Tech Companies Won't Be Able to Form Local Governments in Nevada After All thumbnail

Tech Companies Won’t Be Able to Form Local Governments in Nevada After All

Nevada Gov. Steve Sisolak speaks during a voter mobilization drive-in event at UNLV with Democratic U.S. Vice Presidential nominee Sen. Kamala Harris (D-CA) on Oct. 2, 2020 in Las Vegas, Nevada.

Nevada Gov. Steve Sisolak speaks during a voter mobilization drive-in event at UNLV with Democratic U.S. Vice Presidential nominee Sen. Kamala Harris (D-CA) on Oct. 2, 2020 in Las Vegas, Nevada.
Photo: Ethan Miller (Getty Images)

Nevada Governor Steve Sisolak has backtracked on legislation plans that would have allowed tech companies to form autonomous “Innovation Zones” anywhere in the state, reports The Nevada Independent. Instead of allowing categories of tech companies, including blockchain and internet of things, to create what are essentially their own local governments, Sisolak said he’s turning his idea into a proposed study instead.

With less than 40 days remaining in Nevada’s current legislative session, and the covid-19 pandemic throwing extra logistical and technological hurdles into the mix, there isn’t enough time to fully address concerns from key groups or agencies like tribal leaders, water authorities, environmental groups, and labor organizations, just to name a few.

“Innovation Zones is a bold proposal for our state that deserves additional attention and discussion,” said Sisolak in a statement released this morning. “I know that legislators, stakeholders and Nevadans still have questions, and I want those questions to be discussed and answered.”

Sisolak is proposing the Nevada legislature create a special joint committee with its own staff and budget, hold a minimum of one public meeting a month, and submit its findings and recommendations to the Legislative Commission and the Governor no later than Dec. 31, 2021.

Based on the rest of the proposal, the earliest that the Nevada legislature could potentially vote on any draft or finalized bill is prior to the 2023 regular session, which usually starts at the beginning of February.
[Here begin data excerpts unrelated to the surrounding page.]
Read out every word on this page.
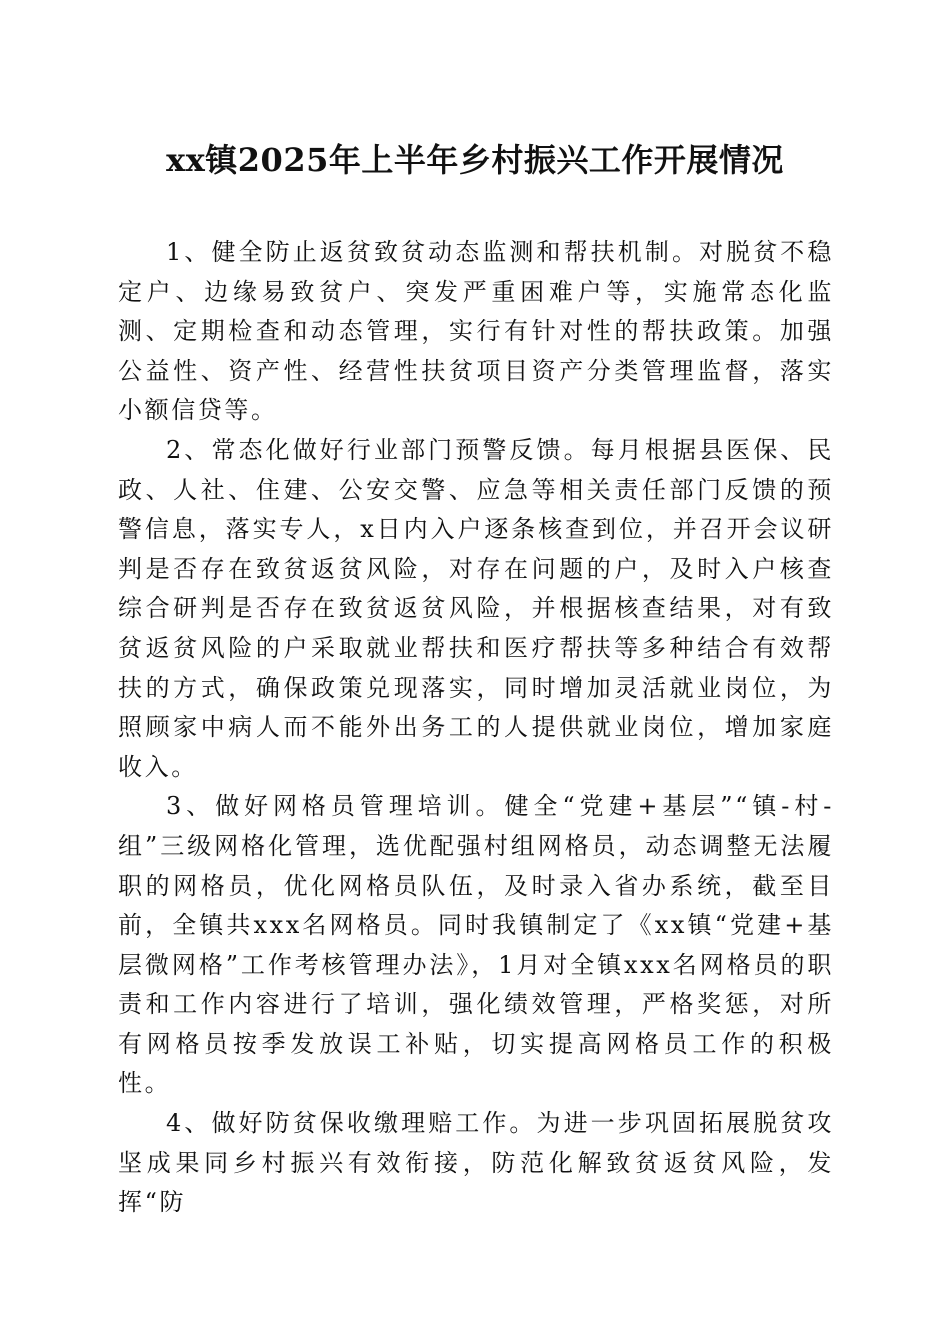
xx镇2025年上半年乡村振兴工作开展情况

1、健全防止返贫致贫动态监测和帮扶机制。对脱贫不稳定户、边缘易致贫户、突发严重困难户等，实施常态化监测、定期检查和动态管理，实行有针对性的帮扶政策。加强公益性、资产性、经营性扶贫项目资产分类管理监督，落实小额信贷等。

2、常态化做好行业部门预警反馈。每月根据县医保、民政、人社、住建、公安交警、应急等相关责任部门反馈的预警信息，落实专人，x日内入户逐条核查到位，并召开会议研判是否存在致贫返贫风险，对存在问题的户，及时入户核查综合研判是否存在致贫返贫风险，并根据核查结果，对有致贫返贫风险的户采取就业帮扶和医疗帮扶等多种结合有效帮扶的方式，确保政策兑现落实，同时增加灵活就业岗位，为照顾家中病人而不能外出务工的人提供就业岗位，增加家庭收入。

3、做好网格员管理培训。健全“党建+基层”“镇-村-组”三级网格化管理，选优配强村组网格员，动态调整无法履职的网格员，优化网格员队伍，及时录入省办系统，截至目前，全镇共xxx名网格员。同时我镇制定了《xx镇“党建+基层微网格”工作考核管理办法》，1月对全镇xxx名网格员的职责和工作内容进行了培训，强化绩效管理，严格奖惩，对所有网格员按季发放误工补贴，切实提高网格员工作的积极性。

4、做好防贫保收缴理赔工作。为进一步巩固拓展脱贫攻坚成果同乡村振兴有效衔接，防范化解致贫返贫风险，发挥“防
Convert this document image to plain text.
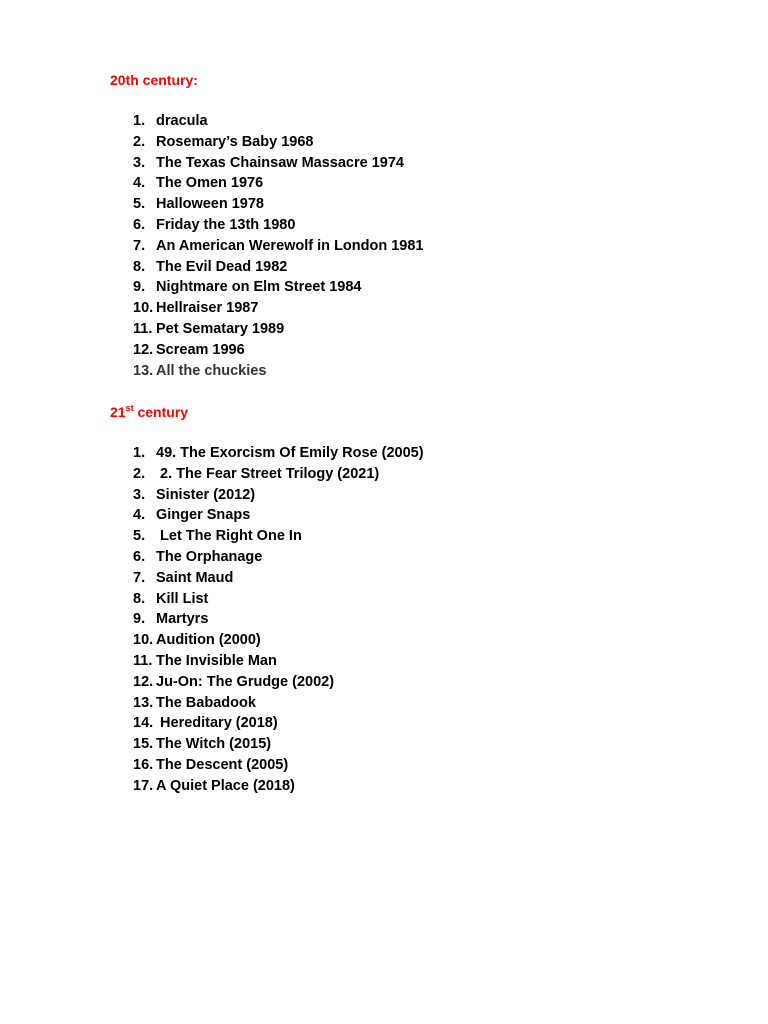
20th century:
1. dracula
2. Rosemary’s Baby 1968
3. The Texas Chainsaw Massacre 1974
4. The Omen 1976
5. Halloween 1978
6. Friday the 13th 1980
7. An American Werewolf in London 1981
8. The Evil Dead 1982
9. Nightmare on Elm Street 1984
10. Hellraiser 1987
11. Pet Sematary 1989
12. Scream 1996
13. All the chuckies
21st century
1. 49. The Exorcism Of Emily Rose (2005)
2. 2. The Fear Street Trilogy (2021)
3. Sinister (2012)
4. Ginger Snaps
5. Let The Right One In
6. The Orphanage
7. Saint Maud
8. Kill List
9. Martyrs
10. Audition (2000)
11. The Invisible Man
12. Ju-On: The Grudge (2002)
13. The Babadook
14. Hereditary (2018)
15. The Witch (2015)
16. The Descent (2005)
17. A Quiet Place (2018)
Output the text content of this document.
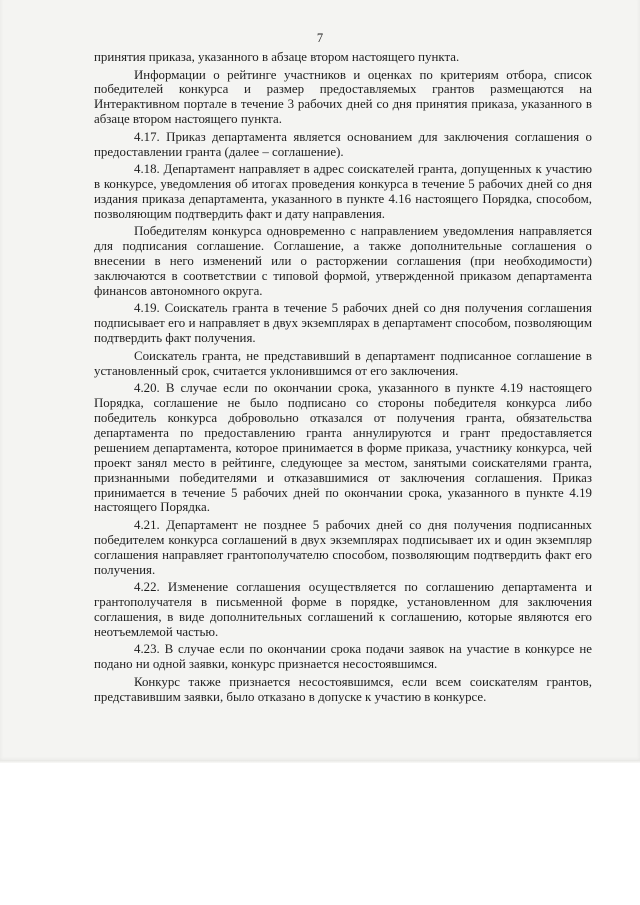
7

принятия приказа, указанного в абзаце втором настоящего пункта.

Информации о рейтинге участников и оценках по критериям отбора, список победителей конкурса и размер предоставляемых грантов размещаются на Интерактивном портале в течение 3 рабочих дней со дня принятия приказа, указанного в абзаце втором настоящего пункта.

4.17. Приказ департамента является основанием для заключения соглашения о предоставлении гранта (далее – соглашение).

4.18. Департамент направляет в адрес соискателей гранта, допущенных к участию в конкурсе, уведомления об итогах проведения конкурса в течение 5 рабочих дней со дня издания приказа департамента, указанного в пункте 4.16 настоящего Порядка, способом, позволяющим подтвердить факт и дату направления.

Победителям конкурса одновременно с направлением уведомления направляется для подписания соглашение. Соглашение, а также дополнительные соглашения о внесении в него изменений или о расторжении соглашения (при необходимости) заключаются в соответствии с типовой формой, утвержденной приказом департамента финансов автономного округа.

4.19. Соискатель гранта в течение 5 рабочих дней со дня получения соглашения подписывает его и направляет в двух экземплярах в департамент способом, позволяющим подтвердить факт получения.

Соискатель гранта, не представивший в департамент подписанное соглашение в установленный срок, считается уклонившимся от его заключения.

4.20. В случае если по окончании срока, указанного в пункте 4.19 настоящего Порядка, соглашение не было подписано со стороны победителя конкурса либо победитель конкурса добровольно отказался от получения гранта, обязательства департамента по предоставлению гранта аннулируются и грант предоставляется решением департамента, которое принимается в форме приказа, участнику конкурса, чей проект занял место в рейтинге, следующее за местом, занятыми соискателями гранта, признанными победителями и отказавшимися от заключения соглашения. Приказ принимается в течение 5 рабочих дней по окончании срока, указанного в пункте 4.19 настоящего Порядка.

4.21. Департамент не позднее 5 рабочих дней со дня получения подписанных победителем конкурса соглашений в двух экземплярах подписывает их и один экземпляр соглашения направляет грантополучателю способом, позволяющим подтвердить факт его получения.

4.22. Изменение соглашения осуществляется по соглашению департамента и грантополучателя в письменной форме в порядке, установленном для заключения соглашения, в виде дополнительных соглашений к соглашению, которые являются его неотъемлемой частью.

4.23. В случае если по окончании срока подачи заявок на участие в конкурсе не подано ни одной заявки, конкурс признается несостоявшимся.

Конкурс также признается несостоявшимся, если всем соискателям грантов, представившим заявки, было отказано в допуске к участию в конкурсе.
That will all depend on how much process the special joint committee makes between now and the end of the year—and assuming a special joint committee is even formed.

G/O Media may get a commission

In February, at the start of the current legislative session, the Las Vegas Review-Journal originally reported that Sisolak proposed a draft of the bill to the legislature but did not formally introduce it. Still, speaking with the Reno Gazette-Journal, Sisolak said he hoped that would be enough time for the legislature to vet the draft of the bill. But given the complexity of the project, and the number of stakeholders involved, Sisolak said he’s not sure whether amendments could make the idea of autonomous tech zones feasible; the proposed draft was originally met with intense skepticism from several rural counties, Democratic lawmakers, and tribal and environmental groups. Storey County, for instance, formally opposed Sisolak’s “smart city” idea.
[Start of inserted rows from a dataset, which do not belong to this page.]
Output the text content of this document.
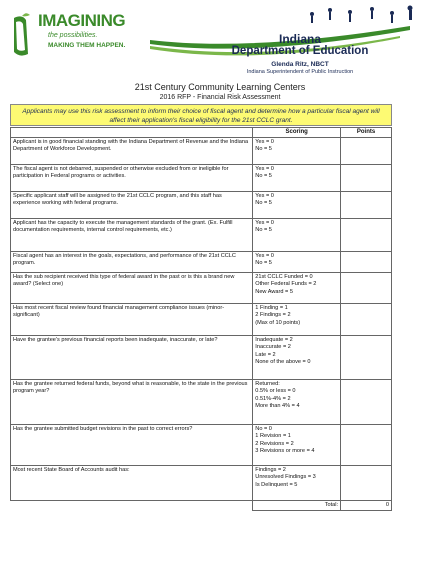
IMAGINING
the possibilities.
MAKING THEM HAPPEN.	Indiana
Department of Education
Glenda Ritz, NBCT
Indiana Superintendent of Public Instruction
21st Century Community Learning Centers
2016 RFP - Financial Risk Assessment
Applicants may use this risk assessment to inform their choice of fiscal agent and determine how a particular fiscal agent will affect their application's fiscal eligibility for the 21st CCLC grant.
	Scoring	Points
Applicant is in good financial standing with the Indiana Department of Revenue and the Indiana Department of Workforce Development.	Yes = 0
No = 5	

The fiscal agent is not debarred, suspended or otherwise excluded from or ineligible for participation in Federal programs or activities.	Yes = 0
No = 5	

Specific applicant staff will be assigned to the 21st CCLC program, and this staff has experience working with federal programs.	Yes = 0
No = 5	

Applicant has the capacity to execute the management standards of the grant. (Ex. Fulfill documentation requirements, internal control requirements, etc.)	Yes = 0
No = 5	

Fiscal agent has an interest in the goals, expectations, and performance of the 21st CCLC program.	Yes = 0
No = 5	

Has the sub recipient received this type of federal award in the past or is this a brand new award? (Select one)	21st CCLC Funded = 0
Other Federal Funds = 2
New Award = 5	

Has most recent fiscal review found financial management compliance issues (minor-significant)	1 Finding = 1
2 Findings = 2
(Max of 10 points)	

Have the grantee's previous financial reports been inadequate, inaccurate, or late?	Inadequate = 2
Inaccurate = 2
Late = 2
None of the above = 0	

Has the grantee returned federal funds, beyond what is reasonable, to the state in the previous program year?	Returned:
0.5% or less = 0
0.51%-4% = 2
More than 4% = 4	

Has the grantee submitted budget revisions in the past to correct errors?	No = 0
1 Revision = 1
2 Revisions = 2
3 Revisions or more = 4	

Most recent State Board of Accounts audit has:	Findings = 2
Unresolved Findings = 3
Is Delinquent = 5	

	Total:	0
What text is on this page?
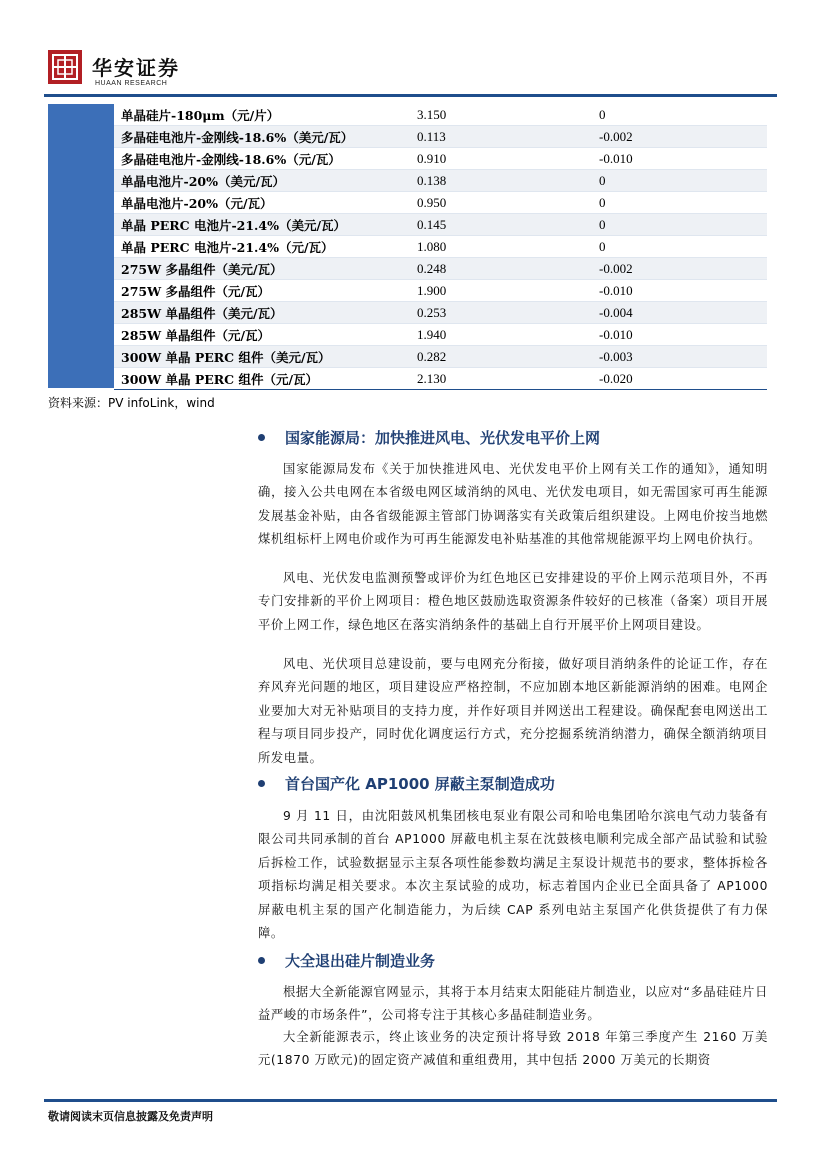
华安证券
HUAAN RESEARCH
单晶硅片-180μm（元/片）	3.150	0
多晶硅电池片-金刚线-18.6%（美元/瓦）	0.113	-0.002
多晶硅电池片-金刚线-18.6%（元/瓦）	0.910	-0.010
单晶电池片-20%（美元/瓦）	0.138	0
单晶电池片-20%（元/瓦）	0.950	0
单晶 PERC 电池片-21.4%（美元/瓦）	0.145	0
单晶 PERC 电池片-21.4%（元/瓦）	1.080	0
275W 多晶组件（美元/瓦）	0.248	-0.002
275W 多晶组件（元/瓦）	1.900	-0.010
285W 单晶组件（美元/瓦）	0.253	-0.004
285W 单晶组件（元/瓦）	1.940	-0.010
300W 单晶 PERC 组件（美元/瓦）	0.282	-0.003
300W 单晶 PERC 组件（元/瓦）	2.130	-0.020
资料来源：PV infoLink，wind
国家能源局：加快推进风电、光伏发电平价上网

国家能源局发布《关于加快推进风电、光伏发电平价上网有关工作的通知》，通知明确，接入公共电网在本省级电网区域消纳的风电、光伏发电项目，如无需国家可再生能源发展基金补贴，由各省级能源主管部门协调落实有关政策后组织建设。上网电价按当地燃煤机组标杆上网电价或作为可再生能源发电补贴基准的其他常规能源平均上网电价执行。

风电、光伏发电监测预警或评价为红色地区已安排建设的平价上网示范项目外，不再专门安排新的平价上网项目：橙色地区鼓励选取资源条件较好的已核准（备案）项目开展平价上网工作，绿色地区在落实消纳条件的基础上自行开展平价上网项目建设。

风电、光伏项目总建设前，要与电网充分衔接，做好项目消纳条件的论证工作，存在弃风弃光问题的地区，项目建设应严格控制，不应加剧本地区新能源消纳的困难。电网企业要加大对无补贴项目的支持力度，并作好项目并网送出工程建设。确保配套电网送出工程与项目同步投产，同时优化调度运行方式，充分挖掘系统消纳潜力，确保全额消纳项目所发电量。

首台国产化 AP1000 屏蔽主泵制造成功

9 月 11 日，由沈阳鼓风机集团核电泵业有限公司和哈电集团哈尔滨电气动力装备有限公司共同承制的首台 AP1000 屏蔽电机主泵在沈鼓核电顺利完成全部产品试验和试验后拆检工作，试验数据显示主泵各项性能参数均满足主泵设计规范书的要求，整体拆检各项指标均满足相关要求。本次主泵试验的成功，标志着国内企业已全面具备了 AP1000 屏蔽电机主泵的国产化制造能力，为后续 CAP 系列电站主泵国产化供货提供了有力保障。

大全退出硅片制造业务

根据大全新能源官网显示，其将于本月结束太阳能硅片制造业，以应对“多晶硅硅片日益严峻的市场条件”，公司将专注于其核心多晶硅制造业务。

大全新能源表示，终止该业务的决定预计将导致 2018 年第三季度产生 2160 万美元(1870 万欧元)的固定资产减值和重组费用，其中包括 2000 万美元的长期资

敬请阅读末页信息披露及免责声明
There are a lot of issues (or big red flags) that need sorting before any kind of headway could be made on such a dystopian-sounding project. Tax breaks would be an obvious draw for these companies, but creating a separate local government would give them the power to create and manage things only local governments typically have the power to do, like establish schools and school districts, court systems, taxes, boards of supervisors, and so on.

Any local ordinances that a board of supervisors establishes within the Innovation Zone would presumably cancel out the rules of the county, so essentially these companies could do whatever they want to some degree. Innovation Zones would be allowed to establish their own district attorney, county clerk, and sheriff, for instance, but at least they wouldn’t be able to levy property taxes, according to the draft bill. I’m sure most of us have read enough cyberpunk fiction to know how many ways giving tech companies the power to do something like this could go horribly wrong, so it’s a good thing Nevadans will have more time to weigh in.